[RFC PATCH] migration/rdma: Fix out of order wrid

Li Zhijian posted 1 patch 2 years, 10 months ago
Patches applied successfully (tree, apply log)
git fetch https://github.com/patchew-project/next-importer-push tags/patchew/20210610085831.19779-1-lizhijian@cn.fujitsu.com
Maintainers: Juan Quintela <quintela@redhat.com>, "Dr. David Alan Gilbert" <dgilbert@redhat.com>
migration/rdma.c | 23 +++++++++++++++++++++++
1 file changed, 23 insertions(+)
[RFC PATCH] migration/rdma: Fix out of order wrid
Posted by Li Zhijian 2 years, 10 months ago
destination:
../qemu/build/qemu-system-x86_64 -enable-kvm -netdev tap,id=hn0,script=/etc/qemu-ifup,downscript=/etc/qemu-ifdown -device e1000,netdev=hn0,mac=50:52:54:00:11:22 -boot c -drive if=none,file=./Fedora-rdma-server-migration.qcow2,id=drive-virtio-disk0 -device virtio-blk-pci,bus=pci.0,addr=0x4,drive=drive-virtio-disk0,id=virtio-disk0 -m 2048 -smp 2 -device piix3-usb-uhci -device usb-tablet -monitor stdio -vga qxl -spice streaming-video=filter,port=5902,disable-ticketing -incoming rdma:192.168.22.23:8888
qemu-system-x86_64: -spice streaming-video=filter,port=5902,disable-ticketing: warning: short-form boolean option 'disable-ticketing' deprecated
Please use disable-ticketing=on instead
QEMU 6.0.50 monitor - type 'help' for more information
(qemu) trace-event qemu_rdma_block_for_wrid_miss on
(qemu) dest_init RDMA Device opened: kernel name rxe_eth0 uverbs device name uverbs2, infiniband_verbs class device path /sys/class/infiniband_verbs/uverbs2, infiniband class device path /sys/class/infiniband/rxe_eth0, transport: (2) Ethernet
qemu_rdma_block_for_wrid_miss A Wanted wrid CONTROL SEND (2000) but got CONTROL RECV (4000)

source:
../qemu/build/qemu-system-x86_64 -enable-kvm -netdev tap,id=hn0,script=/etc/qemu-ifup,downscript=/etc/qemu-ifdown -device e1000,netdev=hn0,mac=50:52:54:00:11:22 -boot c -drive if=none,file=./Fedora-rdma-server.qcow2,id=drive-virtio-disk0 -device virtio-blk-pci,bus=pci.0,addr=0x4,drive=drive-virtio-disk0,id=virtio-disk0 -m 2048 -smp 2 -device piix3-usb-uhci -device usb-tablet -monitor stdio -vga qxl -spice streaming-video=filter,port=5901,disable-ticketing -S
qemu-system-x86_64: -spice streaming-video=filter,port=5901,disable-ticketing: warning: short-form boolean option 'disable-ticketing' deprecated
Please use disable-ticketing=on instead
QEMU 6.0.50 monitor - type 'help' for more information
(qemu)
(qemu) trace-event qemu_rdma_block_for_wrid_miss on
(qemu) migrate -d rdma:192.168.22.23:8888
source_resolve_host RDMA Device opened: kernel name rxe_eth0 uverbs device name uverbs2, infiniband_verbs class device path /sys/class/infiniband_verbs/uverbs2, infiniband class device path /sys/class/infiniband/rxe_eth0, transport: (2) Ethernet
(qemu) qemu_rdma_block_for_wrid_miss A Wanted wrid WRITE RDMA (1) but got CONTROL RECV (4000)

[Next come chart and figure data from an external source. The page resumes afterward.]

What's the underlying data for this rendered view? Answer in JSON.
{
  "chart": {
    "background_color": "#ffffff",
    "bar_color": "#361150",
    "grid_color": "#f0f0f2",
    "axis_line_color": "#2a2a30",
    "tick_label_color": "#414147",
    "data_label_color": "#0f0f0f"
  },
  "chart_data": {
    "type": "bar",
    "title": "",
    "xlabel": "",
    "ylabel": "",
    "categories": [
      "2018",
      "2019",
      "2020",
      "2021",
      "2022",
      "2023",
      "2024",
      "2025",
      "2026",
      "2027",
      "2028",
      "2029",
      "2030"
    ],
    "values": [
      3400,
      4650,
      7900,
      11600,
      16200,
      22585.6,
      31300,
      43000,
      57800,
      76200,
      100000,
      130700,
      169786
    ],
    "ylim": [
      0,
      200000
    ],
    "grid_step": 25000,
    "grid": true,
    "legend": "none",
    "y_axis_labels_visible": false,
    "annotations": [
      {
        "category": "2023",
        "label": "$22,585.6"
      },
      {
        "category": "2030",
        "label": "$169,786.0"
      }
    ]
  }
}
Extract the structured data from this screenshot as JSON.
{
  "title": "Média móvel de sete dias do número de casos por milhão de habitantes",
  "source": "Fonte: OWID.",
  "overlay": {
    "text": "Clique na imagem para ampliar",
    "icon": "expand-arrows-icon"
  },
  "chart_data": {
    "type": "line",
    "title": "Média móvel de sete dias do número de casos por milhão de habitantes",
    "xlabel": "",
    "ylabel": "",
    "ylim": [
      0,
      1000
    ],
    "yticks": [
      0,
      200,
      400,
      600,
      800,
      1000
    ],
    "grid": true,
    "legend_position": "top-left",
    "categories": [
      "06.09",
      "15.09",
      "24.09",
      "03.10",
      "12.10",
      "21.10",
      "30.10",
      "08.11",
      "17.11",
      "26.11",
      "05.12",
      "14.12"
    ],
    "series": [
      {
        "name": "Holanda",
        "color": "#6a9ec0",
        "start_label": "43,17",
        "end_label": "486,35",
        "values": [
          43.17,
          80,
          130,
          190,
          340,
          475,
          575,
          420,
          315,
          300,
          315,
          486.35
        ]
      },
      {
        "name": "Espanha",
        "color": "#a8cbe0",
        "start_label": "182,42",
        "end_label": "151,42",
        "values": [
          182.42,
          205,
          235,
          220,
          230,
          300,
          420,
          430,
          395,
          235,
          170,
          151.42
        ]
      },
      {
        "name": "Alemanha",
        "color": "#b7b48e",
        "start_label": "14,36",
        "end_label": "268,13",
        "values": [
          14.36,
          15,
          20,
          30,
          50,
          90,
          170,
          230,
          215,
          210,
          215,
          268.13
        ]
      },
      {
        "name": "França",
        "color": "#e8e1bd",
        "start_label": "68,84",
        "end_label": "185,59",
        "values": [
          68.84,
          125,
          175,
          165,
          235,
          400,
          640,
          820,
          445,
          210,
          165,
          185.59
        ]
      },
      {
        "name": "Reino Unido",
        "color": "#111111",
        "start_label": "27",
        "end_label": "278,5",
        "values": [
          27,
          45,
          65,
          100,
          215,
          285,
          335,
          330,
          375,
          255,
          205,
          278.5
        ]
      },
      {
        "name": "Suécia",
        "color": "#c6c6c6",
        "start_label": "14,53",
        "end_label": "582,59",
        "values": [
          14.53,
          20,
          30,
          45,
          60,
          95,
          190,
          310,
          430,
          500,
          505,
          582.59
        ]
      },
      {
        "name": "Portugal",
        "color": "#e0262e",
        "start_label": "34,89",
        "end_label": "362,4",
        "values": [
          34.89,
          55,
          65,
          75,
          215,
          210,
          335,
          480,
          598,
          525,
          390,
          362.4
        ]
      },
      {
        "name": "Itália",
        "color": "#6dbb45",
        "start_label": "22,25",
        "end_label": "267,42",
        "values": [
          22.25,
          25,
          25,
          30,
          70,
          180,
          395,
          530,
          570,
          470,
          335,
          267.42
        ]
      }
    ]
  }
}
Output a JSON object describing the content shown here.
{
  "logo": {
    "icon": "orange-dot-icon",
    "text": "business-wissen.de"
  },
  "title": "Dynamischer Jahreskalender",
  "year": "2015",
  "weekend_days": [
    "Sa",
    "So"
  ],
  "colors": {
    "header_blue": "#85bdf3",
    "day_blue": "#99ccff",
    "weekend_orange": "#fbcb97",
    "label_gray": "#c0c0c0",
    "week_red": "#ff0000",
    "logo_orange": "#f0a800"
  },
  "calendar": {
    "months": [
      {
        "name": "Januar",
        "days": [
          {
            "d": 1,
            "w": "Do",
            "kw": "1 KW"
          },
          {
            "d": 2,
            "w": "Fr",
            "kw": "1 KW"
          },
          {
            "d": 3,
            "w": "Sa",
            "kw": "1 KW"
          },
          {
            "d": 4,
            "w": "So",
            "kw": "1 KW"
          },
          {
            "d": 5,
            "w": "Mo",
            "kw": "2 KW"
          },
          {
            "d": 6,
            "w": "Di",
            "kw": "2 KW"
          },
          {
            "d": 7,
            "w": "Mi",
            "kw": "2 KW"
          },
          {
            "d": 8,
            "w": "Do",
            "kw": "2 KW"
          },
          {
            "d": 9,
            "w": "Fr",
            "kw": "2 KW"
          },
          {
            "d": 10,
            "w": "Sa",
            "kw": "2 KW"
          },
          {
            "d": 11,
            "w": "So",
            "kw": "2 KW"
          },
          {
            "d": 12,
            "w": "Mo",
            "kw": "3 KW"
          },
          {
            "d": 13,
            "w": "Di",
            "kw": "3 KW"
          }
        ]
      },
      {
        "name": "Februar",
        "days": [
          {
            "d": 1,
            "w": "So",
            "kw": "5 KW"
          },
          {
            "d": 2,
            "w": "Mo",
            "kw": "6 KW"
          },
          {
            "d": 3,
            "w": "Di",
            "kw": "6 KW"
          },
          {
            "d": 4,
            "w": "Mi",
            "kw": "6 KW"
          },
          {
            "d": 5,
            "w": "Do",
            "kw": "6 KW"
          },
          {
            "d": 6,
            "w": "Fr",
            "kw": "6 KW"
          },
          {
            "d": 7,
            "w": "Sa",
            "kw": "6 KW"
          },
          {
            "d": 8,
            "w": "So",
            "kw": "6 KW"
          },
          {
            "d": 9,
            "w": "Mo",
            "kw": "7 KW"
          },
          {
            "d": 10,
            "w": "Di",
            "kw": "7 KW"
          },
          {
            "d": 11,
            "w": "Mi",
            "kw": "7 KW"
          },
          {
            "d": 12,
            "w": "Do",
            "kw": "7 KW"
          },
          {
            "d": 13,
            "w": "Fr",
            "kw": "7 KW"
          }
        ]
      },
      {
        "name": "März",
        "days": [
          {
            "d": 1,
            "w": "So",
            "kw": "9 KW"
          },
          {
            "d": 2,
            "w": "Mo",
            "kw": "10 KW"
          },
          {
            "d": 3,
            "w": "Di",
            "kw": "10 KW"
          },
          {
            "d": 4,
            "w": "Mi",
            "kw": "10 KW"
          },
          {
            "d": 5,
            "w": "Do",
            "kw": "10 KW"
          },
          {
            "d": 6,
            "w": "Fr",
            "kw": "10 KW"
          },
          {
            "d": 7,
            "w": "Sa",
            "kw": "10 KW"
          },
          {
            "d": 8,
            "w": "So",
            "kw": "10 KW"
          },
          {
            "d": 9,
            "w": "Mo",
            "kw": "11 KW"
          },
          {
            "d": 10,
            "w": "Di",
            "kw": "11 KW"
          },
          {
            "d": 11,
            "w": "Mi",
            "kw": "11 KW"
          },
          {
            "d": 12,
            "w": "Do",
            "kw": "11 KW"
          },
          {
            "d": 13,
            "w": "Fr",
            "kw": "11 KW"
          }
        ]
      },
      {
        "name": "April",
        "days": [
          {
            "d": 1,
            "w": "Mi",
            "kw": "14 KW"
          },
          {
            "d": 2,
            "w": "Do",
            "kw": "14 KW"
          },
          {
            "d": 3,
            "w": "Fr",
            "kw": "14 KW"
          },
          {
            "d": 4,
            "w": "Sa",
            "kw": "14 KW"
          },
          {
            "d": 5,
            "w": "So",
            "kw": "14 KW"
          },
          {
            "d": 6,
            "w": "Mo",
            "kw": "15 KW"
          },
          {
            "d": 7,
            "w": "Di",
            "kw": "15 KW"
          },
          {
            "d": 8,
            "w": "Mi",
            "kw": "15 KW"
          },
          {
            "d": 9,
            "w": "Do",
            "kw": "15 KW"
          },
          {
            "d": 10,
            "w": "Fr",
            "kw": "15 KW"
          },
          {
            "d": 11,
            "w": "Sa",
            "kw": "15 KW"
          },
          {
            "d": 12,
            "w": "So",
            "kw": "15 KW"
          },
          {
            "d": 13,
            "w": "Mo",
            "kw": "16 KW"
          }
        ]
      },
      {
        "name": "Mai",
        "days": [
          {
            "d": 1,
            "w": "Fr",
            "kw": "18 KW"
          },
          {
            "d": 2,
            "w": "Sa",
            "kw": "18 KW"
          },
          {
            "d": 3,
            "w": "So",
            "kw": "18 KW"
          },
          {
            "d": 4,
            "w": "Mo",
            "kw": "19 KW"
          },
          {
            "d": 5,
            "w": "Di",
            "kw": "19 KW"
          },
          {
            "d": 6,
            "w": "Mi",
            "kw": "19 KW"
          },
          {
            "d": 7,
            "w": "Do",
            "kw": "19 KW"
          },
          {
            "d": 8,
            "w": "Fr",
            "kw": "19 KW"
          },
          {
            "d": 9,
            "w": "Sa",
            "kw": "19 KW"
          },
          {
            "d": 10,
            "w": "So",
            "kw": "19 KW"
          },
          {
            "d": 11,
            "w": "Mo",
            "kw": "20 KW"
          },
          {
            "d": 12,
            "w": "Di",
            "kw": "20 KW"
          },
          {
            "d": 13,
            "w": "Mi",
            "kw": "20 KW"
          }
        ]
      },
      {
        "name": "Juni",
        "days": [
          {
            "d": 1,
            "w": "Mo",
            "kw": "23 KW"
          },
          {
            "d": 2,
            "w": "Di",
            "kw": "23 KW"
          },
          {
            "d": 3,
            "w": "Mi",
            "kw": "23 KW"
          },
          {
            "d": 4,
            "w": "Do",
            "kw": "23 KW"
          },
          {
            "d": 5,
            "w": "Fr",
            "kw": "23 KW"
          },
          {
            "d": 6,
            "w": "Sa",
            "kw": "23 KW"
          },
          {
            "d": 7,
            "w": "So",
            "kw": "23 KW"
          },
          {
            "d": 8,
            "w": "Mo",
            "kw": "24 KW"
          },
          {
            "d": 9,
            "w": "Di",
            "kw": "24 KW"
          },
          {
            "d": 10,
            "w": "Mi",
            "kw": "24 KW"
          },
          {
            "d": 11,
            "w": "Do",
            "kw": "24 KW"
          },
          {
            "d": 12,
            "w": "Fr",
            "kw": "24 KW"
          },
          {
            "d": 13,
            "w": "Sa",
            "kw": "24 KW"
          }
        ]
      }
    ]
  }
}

NOTE: soft RoCE as the rdma device.
[root@iaas-rpma images]# rdma link show rxe_eth0/1
link rxe_eth0/1 state ACTIVE physical_state LINK_UP netdev eth0

This migration cannot be completed since out of order(OOO) CQ event occurs.
OOO cases will occur in both source side and destination side. And it
happens on only SEND and RECV are out of order. OOO between 'WRITE RDMA' and
'RECV' doesn't matter.

below the OOO sequence:
	  source                     destination
  qemu_rdma_write_one()          qemu_rdma_registration_handle()
1.	post_recv X                 post_recv Y
2.			            post_send X
3.			            wait X CQ event
4.	X CQ event
5.	post_send Y
6.	wait Y CQ event
7.			            Y CQ event (dropped)
8.	Y CQ event(send Y done)
9.			            X CQ event(send X done)
10.                                 wait Y CQ event(dropped at (7), blocks forever)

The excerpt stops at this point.